The degree to which all of these differences create friction between science and religion varies from country to country. The report found that “scientists do not think science is a secularizing influence; instead, most think religion and science operate in separate spheres. Our research reveals, however, that even in the most secular of regional contexts, science and religion generally do not seem to be in conflict in the lives of individual scientists.” The United States and the West seem to be where the dichotomy between science and religion is an issue: “When we compare across regional contexts, we find that the idea that science and religion are in conflict is mainly a Western, Christian notion.”

Open Dialogue

The report goes on to say, “Our findings are helping to improve efforts to increase productive dialogue between scientists and religious communities in different countries and regions by uncovering cross-national similarities and differences in how scientists perceive the relationship between science, religion, and spirituality, and translating these findings to significant media outlets and global community leaders.”

It is clear that neither science nor religion is going away. Finding a way forward that is inclusive of both ways of thinking is important. As sociologist Rodney Stark notes in a 2001 paper, there is no rational reason to pit science against religion: “The limited scope of science explains why it is not fundamentally incompatible with religion” (“Reconceptualizing Religion, Magic, and Science”).

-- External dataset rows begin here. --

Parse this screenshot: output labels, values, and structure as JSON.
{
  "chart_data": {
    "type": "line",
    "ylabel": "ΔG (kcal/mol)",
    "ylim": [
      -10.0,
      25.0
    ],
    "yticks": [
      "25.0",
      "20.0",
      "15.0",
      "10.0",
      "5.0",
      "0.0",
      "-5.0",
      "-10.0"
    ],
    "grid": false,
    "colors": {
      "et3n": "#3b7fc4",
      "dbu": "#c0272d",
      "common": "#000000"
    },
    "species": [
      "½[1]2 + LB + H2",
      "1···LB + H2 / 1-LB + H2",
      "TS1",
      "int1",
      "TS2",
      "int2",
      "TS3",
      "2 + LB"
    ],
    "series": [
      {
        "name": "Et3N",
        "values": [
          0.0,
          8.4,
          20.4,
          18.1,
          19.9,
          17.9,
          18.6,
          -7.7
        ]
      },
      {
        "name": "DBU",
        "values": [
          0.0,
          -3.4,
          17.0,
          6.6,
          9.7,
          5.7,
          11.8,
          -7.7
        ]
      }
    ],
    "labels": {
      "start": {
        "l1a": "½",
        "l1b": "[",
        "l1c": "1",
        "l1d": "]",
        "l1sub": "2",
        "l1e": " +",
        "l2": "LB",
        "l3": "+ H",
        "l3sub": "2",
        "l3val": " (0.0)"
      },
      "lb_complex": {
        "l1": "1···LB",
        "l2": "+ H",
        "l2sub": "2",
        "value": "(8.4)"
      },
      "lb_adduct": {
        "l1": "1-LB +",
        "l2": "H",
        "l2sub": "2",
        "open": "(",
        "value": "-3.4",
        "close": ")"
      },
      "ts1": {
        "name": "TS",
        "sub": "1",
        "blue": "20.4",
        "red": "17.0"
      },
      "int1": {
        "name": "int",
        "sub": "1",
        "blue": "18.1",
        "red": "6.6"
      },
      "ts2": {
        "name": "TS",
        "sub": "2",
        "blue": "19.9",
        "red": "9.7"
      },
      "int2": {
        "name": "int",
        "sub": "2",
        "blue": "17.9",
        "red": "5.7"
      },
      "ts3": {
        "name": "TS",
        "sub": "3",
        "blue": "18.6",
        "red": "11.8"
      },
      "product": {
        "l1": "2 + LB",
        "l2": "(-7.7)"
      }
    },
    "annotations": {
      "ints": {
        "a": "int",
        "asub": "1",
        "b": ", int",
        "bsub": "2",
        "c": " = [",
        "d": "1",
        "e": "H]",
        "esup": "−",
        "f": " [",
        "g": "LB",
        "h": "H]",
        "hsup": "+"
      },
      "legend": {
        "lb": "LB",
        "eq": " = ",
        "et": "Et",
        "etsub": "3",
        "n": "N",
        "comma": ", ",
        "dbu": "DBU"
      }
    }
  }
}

As the world becomes even more complex at the hands of science and its innovative technologies—including new ways to edit and modify the genetic code, for example—questions of what we can do and what we should do will become all the more prominent and pressing. Science can show us many new possibilities, but something more is needed to chart the course forward.

There remains a necessity for revelation, as Stark concludes: “Lacking the legitimacy provided by divine will, how is it possible to justify moral rules, to prevent them from being seen as arbitrary, provisional, and subject to individual choice?”

Contrary to popular belief, then, a respectable number of scientists seem to realize that religion provides a solid foundation for that legitimacy. The Bible, in particular, has a great deal to offer in the arena of science—although it is a book that is widely misunderstood. When examined honestly, however, it offers timeless and relevant insight into the ethical questions faced by science and can serve as a template on which to understand its discoveries.